Identity theft can have devastating financial and psychological consequences. When thieves make purchases, empty bank accounts, or take out loans under other people’s names, it can take months, or even years, for those who are victimized to restore their good credit.
Less well known is the catastrophic effect of identity theft on businesses that fail to adequately protect confidential data. “Losing” a customer’s data can result in litigation or fines, and it may irreparably damage a company’s reputation if a data breach is made public. Smaller companies, in particular, are at risk for identity theft, while larger companies have become more adept at warding off hackers and other thieves.
Here are some of the precautions you, as a business owner, can take to reduce the risk of sensitive customer data falling into the wrong hands:
- Minimize the amount and type of information collected. The theft of Social Security numbers can be particularly detrimental to individuals, so companies should use other means of identifying customers, whenever possible. However, even less sensitive information, such as phone numbers and birth dates, can also be tempting to thieves.

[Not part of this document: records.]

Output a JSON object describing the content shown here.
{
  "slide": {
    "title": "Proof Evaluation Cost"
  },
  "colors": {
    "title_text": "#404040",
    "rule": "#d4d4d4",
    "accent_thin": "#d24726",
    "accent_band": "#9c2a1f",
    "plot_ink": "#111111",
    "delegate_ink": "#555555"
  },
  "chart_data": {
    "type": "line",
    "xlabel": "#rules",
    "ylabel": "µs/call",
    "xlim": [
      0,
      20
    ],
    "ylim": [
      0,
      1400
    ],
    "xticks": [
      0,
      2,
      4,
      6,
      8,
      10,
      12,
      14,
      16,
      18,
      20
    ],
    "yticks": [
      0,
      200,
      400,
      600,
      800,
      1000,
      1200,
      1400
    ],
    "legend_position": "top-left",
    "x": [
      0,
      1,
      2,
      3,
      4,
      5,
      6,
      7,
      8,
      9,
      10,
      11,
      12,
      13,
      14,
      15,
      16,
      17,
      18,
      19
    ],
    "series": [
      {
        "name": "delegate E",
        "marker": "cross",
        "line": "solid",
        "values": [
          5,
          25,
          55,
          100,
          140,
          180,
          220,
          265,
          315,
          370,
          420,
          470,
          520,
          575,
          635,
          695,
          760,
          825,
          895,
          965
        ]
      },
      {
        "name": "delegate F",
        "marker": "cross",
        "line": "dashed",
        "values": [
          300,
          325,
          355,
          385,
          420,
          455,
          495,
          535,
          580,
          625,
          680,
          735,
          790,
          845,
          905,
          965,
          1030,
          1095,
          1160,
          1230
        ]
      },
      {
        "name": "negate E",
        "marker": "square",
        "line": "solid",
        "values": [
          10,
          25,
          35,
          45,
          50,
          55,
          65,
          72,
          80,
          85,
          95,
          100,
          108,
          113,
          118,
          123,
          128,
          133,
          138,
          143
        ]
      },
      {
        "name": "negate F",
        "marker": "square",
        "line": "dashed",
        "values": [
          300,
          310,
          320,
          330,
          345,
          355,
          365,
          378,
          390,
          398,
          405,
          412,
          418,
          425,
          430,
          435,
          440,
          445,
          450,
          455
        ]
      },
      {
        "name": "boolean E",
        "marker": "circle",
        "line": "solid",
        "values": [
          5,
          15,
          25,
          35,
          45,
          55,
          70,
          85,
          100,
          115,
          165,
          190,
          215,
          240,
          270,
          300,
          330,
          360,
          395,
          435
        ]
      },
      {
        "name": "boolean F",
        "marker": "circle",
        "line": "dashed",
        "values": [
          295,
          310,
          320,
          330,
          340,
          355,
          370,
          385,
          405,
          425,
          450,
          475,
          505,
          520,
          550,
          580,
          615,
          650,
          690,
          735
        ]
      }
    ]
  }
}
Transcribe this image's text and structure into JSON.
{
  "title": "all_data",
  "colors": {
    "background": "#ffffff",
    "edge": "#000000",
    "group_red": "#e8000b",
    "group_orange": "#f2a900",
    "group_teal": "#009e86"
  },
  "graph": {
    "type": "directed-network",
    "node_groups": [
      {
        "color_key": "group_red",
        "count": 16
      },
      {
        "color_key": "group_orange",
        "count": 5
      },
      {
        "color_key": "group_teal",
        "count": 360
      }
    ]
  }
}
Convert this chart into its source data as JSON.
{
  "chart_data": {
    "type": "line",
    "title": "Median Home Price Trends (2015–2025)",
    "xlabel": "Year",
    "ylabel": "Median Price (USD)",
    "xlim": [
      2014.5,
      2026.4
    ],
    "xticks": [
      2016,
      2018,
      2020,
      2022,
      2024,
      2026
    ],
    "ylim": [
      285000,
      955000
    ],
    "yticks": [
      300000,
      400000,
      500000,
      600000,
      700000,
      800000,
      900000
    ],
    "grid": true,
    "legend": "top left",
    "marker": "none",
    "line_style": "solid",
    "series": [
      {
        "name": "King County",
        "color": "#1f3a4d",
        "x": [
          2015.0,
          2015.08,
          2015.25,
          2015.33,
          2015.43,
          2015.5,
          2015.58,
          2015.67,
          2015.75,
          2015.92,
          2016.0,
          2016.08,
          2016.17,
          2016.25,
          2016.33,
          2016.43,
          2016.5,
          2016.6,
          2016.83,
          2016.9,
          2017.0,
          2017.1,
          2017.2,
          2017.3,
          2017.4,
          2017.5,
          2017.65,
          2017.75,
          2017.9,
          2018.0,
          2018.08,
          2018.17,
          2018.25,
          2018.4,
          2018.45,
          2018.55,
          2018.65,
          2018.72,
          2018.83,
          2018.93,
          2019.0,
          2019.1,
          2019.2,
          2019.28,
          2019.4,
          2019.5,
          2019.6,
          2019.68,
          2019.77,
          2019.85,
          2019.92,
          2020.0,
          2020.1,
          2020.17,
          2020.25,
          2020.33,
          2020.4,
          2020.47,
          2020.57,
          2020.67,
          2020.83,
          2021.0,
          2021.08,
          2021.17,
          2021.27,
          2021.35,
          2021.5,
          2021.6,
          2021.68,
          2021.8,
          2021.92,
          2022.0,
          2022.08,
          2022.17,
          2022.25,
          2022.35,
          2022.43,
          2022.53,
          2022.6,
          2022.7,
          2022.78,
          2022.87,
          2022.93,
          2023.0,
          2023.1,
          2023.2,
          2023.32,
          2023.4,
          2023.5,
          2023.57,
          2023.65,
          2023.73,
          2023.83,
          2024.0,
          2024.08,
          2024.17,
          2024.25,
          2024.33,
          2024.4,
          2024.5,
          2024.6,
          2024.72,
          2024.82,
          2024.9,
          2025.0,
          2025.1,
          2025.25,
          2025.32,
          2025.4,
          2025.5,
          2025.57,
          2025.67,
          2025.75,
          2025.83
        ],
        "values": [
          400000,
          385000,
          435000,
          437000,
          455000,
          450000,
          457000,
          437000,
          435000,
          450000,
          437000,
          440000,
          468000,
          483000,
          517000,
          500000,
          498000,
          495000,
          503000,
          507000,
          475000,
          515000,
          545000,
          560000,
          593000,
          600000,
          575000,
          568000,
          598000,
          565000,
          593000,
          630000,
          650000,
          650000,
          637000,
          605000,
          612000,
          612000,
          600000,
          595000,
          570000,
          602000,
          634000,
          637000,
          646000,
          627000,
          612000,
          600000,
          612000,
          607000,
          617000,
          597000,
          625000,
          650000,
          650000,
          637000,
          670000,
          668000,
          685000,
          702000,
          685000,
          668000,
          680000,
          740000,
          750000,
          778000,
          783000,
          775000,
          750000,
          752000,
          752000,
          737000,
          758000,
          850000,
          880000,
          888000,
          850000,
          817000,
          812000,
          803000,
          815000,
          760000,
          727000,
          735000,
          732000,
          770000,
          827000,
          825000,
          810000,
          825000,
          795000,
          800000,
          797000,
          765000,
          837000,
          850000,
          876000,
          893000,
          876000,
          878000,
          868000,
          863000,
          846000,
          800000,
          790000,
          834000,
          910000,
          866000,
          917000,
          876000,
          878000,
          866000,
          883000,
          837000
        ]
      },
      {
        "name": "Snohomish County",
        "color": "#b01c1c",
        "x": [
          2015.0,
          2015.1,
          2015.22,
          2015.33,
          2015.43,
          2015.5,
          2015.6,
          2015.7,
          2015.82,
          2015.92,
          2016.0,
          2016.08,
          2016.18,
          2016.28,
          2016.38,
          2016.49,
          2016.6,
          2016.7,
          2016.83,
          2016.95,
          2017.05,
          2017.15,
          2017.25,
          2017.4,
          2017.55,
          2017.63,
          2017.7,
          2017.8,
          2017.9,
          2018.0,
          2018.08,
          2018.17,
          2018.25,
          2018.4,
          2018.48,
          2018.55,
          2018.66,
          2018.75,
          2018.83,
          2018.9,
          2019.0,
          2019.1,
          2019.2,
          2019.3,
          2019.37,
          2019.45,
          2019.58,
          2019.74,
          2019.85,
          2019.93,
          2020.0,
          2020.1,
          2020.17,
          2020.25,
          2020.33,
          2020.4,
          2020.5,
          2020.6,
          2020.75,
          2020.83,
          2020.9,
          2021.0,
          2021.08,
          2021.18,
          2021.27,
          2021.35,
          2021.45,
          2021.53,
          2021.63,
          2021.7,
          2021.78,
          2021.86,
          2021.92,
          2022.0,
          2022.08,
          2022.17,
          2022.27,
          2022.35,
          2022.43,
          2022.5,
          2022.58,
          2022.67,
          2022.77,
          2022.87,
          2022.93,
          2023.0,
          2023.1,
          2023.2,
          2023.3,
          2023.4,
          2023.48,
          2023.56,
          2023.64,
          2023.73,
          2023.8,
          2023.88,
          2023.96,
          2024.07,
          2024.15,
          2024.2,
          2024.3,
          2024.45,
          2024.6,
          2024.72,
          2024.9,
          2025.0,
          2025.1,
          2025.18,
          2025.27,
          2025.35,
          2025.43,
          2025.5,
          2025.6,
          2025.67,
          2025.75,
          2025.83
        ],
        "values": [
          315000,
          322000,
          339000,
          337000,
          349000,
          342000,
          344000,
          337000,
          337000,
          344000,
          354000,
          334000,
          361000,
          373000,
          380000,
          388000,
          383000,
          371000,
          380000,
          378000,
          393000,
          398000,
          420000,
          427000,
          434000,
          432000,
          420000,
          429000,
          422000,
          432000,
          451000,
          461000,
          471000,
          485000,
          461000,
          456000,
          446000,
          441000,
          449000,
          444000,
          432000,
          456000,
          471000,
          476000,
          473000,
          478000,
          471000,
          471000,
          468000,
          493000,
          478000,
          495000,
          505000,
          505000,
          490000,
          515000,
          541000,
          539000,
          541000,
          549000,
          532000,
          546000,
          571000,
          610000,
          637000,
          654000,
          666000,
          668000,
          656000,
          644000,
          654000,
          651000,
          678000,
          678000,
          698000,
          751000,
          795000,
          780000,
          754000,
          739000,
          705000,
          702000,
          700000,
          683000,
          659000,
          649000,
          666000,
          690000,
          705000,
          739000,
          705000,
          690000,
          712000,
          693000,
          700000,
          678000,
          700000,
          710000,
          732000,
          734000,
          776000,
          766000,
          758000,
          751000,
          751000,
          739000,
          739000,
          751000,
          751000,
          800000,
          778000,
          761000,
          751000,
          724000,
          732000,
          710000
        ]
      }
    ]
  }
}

- Conduct all electronic transactions through authentication systems with security designed to verify that the user who accesses an account or provides information is legitimate.
- Restrict employee access. Authorize employees to view or handle data on a “need-to-know” basis. There are software programs available that allow you to monitor who is accessing data at any given point in time; store this information in case an audit becomes necessary. If an employee leaves the company, access to the company’s databases should be withdrawn immediately.
- Remind employees that phone conversations can be overheard and computer screens can be viewed by unauthorized individuals. Encourage employees to use discretion when discussing confidential information and to lock their computers when they are away from their desks.
- Protect your computer network with firewalls that create a protective barrier between your company’s network and the Internet. Available as either software or hardware, firewalls can stop potential hackers from gaining access to confidential information stored in your system.
- Use encryption when exchanging sensitive information with customers via a website or e-mail, and encrypt confidential customer data stored on servers and backup systems. Encryption software scrambles data during Internet transit, making it difficult for hackers to intercept and steal information.
- Install antivirus and anti-spyware software on all company computers. Be sure the software includes automatic updates. As an extra precaution, remind employees not to open email from unfamiliar addresses.
- Store information in the most secure location possible, and properly dispose of old records. If it is not necessary to keep customer information online, store it offline in file cabinets, under lock and key. Avoid storing confidential data on discs or CD-ROMs. Hard copies of records containing sensitive information should be shredded when no longer needed.
- Protect hardware from tampering or theft. Thieves can tap into sensitive data stored on servers, hard drives, and notebooks if they find or steal the equipment. Notebooks containing sensitive customer information should not be taken outside the company, unless it is necessary to do so. Before disposing of old computer equipment, businesses should run hard-drive shredding software.
- Include as little personal information as possible in written correspondence to customers, as thieves can steal Social Security and account numbers by intercepting mail.
If a data breach occurs, prompt action will be required. Suspend the compromised accounts immediately, and shut down the systems containing the data to prevent additional theft. Notify the police and the FBI of the breach, as well as any customers who might be affected. Your company’s security systems will require thorough analysis to establish how the breach occurred, and steps must be taken to prevent future losses.